20990 Improving Biosurveillance Using Full-Text Clinical Note Processing

Tuesday, September 1, 2009: 1:50 PM
The Learning Center
S. Trent Rosenbloom, MD, MPH , Department of Biomedical Informatics, Vanderbilt University School of Medicine, Nashville, TN
Elliot M. FielStein, PhD , General Internal Medicine / Biomedical Informatics, Vanderbilt University / Veteran's Administration, Nashville, TN
Theodore Speroff, PhD , General Internal Medicine / Biomedical Informatics, Vanderbilt University / Veteran's Administration, Nashville, TN
Peter L. Elkin, MD , Internal Medicine, Mount Sinai School of Medicine, New York, NY
Brett E. Trusko , Biomedical Informatics, Mount Sinai Medical Center, New York, NY
Steven H. Brown, MD, MS , General Internal Medicine / Biomedical Informatics, Vanderbilt University / Veteran's Administration, Nashville, TN
Robert S. Dittus, MD, MPH , General Internal Medicine / Biomedical Informatics, Vanderbilt University / Veteran's Administration, Nashville, TN
Michael E. Matheny, MD, MS, MPH , General Internal Medicine / Biomedical Informatics, Vanderbilt University / Veteran's Administration, Nashville, TN
Background: Improving surveillance for chemical or biological agents and disease outbreaks represents a complex challenge for public health and biomedical informatics.  Symptoms documented in text-based clinical notes are an important source for surveillance.  Natural language processing (NLP) tools applied to clinical notes have untapped potential for public health outbreak detection.  This project's aim was to develop and evaluate a set of NLP-based rules to detect examples of infectious diseases relevant to biosurveillance.

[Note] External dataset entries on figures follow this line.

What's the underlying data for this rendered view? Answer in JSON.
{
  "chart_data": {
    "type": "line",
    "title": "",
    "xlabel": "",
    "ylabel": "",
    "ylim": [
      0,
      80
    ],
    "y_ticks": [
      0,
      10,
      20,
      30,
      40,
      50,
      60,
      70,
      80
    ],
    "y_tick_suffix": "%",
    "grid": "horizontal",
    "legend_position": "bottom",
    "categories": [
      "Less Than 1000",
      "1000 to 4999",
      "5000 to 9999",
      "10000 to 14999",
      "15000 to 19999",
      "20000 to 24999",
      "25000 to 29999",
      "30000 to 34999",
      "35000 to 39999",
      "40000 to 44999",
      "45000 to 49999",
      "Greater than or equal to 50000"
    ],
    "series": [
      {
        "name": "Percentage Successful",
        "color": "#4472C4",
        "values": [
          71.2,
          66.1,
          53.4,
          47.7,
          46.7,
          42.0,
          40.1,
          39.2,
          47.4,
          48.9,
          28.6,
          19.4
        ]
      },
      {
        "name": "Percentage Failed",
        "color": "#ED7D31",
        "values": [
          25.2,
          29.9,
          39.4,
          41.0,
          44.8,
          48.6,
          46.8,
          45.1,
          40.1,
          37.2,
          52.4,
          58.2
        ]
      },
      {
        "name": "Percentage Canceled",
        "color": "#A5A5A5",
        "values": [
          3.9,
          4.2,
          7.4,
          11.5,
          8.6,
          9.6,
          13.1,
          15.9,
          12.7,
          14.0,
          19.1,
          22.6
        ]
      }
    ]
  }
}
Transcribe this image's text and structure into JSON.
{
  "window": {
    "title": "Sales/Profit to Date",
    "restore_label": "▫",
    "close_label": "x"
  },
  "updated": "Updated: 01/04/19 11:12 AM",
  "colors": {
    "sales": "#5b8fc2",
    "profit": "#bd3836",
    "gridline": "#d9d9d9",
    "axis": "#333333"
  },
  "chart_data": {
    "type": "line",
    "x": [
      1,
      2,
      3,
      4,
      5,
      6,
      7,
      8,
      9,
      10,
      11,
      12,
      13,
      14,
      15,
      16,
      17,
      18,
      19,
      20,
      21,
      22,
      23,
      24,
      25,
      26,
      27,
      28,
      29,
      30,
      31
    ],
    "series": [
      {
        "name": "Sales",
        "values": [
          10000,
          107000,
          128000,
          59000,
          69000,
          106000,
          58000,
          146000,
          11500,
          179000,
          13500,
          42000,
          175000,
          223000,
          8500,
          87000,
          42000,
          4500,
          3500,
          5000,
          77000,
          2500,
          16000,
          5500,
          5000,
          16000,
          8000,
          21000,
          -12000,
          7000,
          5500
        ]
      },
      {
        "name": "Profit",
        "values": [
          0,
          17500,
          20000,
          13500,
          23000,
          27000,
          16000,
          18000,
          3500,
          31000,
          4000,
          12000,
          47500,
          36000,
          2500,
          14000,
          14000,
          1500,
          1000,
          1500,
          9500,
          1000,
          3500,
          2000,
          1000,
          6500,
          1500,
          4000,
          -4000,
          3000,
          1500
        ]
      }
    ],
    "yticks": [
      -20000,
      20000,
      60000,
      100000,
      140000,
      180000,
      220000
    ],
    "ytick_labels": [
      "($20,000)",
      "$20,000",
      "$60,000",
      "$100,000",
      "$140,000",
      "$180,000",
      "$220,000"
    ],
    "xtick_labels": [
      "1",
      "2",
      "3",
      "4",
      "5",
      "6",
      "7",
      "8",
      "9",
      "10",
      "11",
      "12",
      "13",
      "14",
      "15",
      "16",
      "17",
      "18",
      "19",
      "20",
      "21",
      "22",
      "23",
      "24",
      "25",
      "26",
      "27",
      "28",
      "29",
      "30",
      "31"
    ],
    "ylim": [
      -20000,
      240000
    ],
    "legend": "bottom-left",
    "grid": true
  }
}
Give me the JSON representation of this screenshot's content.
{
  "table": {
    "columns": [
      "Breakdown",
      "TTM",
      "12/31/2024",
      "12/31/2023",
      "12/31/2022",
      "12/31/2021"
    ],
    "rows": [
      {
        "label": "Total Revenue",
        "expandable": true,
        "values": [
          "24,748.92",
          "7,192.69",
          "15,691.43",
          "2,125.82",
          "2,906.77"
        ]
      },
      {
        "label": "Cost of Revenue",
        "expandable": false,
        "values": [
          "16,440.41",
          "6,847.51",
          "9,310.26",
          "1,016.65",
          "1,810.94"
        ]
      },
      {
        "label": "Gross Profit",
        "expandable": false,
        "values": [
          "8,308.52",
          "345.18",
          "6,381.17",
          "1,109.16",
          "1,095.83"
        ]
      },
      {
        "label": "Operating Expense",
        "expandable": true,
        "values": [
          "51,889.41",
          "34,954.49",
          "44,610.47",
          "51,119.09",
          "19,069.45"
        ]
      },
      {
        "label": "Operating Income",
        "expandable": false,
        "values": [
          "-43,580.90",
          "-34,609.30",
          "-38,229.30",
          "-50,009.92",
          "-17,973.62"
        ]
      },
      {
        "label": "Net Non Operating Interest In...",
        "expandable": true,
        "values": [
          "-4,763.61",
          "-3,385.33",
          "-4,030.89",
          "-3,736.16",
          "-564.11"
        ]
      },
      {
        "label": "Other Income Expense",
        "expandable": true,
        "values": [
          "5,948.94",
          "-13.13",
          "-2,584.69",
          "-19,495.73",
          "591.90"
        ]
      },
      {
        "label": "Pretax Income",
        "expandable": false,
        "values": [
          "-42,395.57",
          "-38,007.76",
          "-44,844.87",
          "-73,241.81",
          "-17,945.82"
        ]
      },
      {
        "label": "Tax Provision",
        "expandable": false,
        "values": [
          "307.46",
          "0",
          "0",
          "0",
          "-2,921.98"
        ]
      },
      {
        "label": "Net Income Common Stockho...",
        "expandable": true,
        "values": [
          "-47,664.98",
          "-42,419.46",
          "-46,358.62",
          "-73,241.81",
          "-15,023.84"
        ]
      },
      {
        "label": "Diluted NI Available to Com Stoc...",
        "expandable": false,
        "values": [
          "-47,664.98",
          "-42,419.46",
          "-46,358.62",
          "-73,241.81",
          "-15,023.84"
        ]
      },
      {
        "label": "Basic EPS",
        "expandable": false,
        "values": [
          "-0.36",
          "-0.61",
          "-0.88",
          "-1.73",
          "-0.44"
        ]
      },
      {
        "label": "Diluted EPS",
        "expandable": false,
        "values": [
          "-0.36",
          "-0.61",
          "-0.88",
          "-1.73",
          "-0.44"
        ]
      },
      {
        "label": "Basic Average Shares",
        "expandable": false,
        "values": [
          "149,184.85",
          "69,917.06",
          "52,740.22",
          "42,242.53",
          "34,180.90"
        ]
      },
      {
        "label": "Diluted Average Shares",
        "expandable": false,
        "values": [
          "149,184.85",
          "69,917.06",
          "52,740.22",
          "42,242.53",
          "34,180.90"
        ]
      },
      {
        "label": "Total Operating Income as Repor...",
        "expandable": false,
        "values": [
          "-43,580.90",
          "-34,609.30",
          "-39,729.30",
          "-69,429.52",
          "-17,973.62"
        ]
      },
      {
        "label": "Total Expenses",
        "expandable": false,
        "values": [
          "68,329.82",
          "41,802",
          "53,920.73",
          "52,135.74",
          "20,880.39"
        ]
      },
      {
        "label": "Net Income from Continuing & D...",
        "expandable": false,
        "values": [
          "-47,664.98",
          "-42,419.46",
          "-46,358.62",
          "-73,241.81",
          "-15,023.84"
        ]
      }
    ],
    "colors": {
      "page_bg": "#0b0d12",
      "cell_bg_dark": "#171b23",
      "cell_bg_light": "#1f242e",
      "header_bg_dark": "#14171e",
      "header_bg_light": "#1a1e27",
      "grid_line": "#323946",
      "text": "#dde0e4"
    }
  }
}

Methods: Emergency department, urgent care and primary care clinical notes from 33,000 veterans tracked by the VA National Surgical Quality Improvement Program from 9/30/1999 to 09/30/2007 were randomly assigned to a symptom training set (60), a symptom testing set (444), and a disease detection set (216).  Case definitions were constructed for 18 symptoms associated with tuberculosis, influenza, and acute hepatitis according to symptom profiles determined by physician consensus and literature review.  Clinicians conducted gold standard manual reviews of notes to evaluate whether candidate symptoms were present, and whether they were asserted positively or negatively.  Each note was then indexed by the NLP Multi-threaded Clinical Vocabulary Server (MCVS) software system, which mapped concepts and keywords using SNOMED-CT.
Results: A total 12,224 sentences containing 2,608 unique phrases were parsed; 90,673 terms were mapped to 3,066 symptom concepts and 36,410 terms were retained as keywords.  The overall performance of the automated symptom detection algorithm was 90.3% sensitive and had a90.6% positive predictive value. The automatic detection algorithm was able to correctly determine negation in 77.3% (1542/1995) of symptoms.
Conclusion: The natural language processing tools used in this project performed excellently in detecting symptoms across three infectious diseases.  We found that distinction between positive and negative assertions improves prediction.  Concept indexing is a sensitive and predictive method for surveilling disease outbreaks.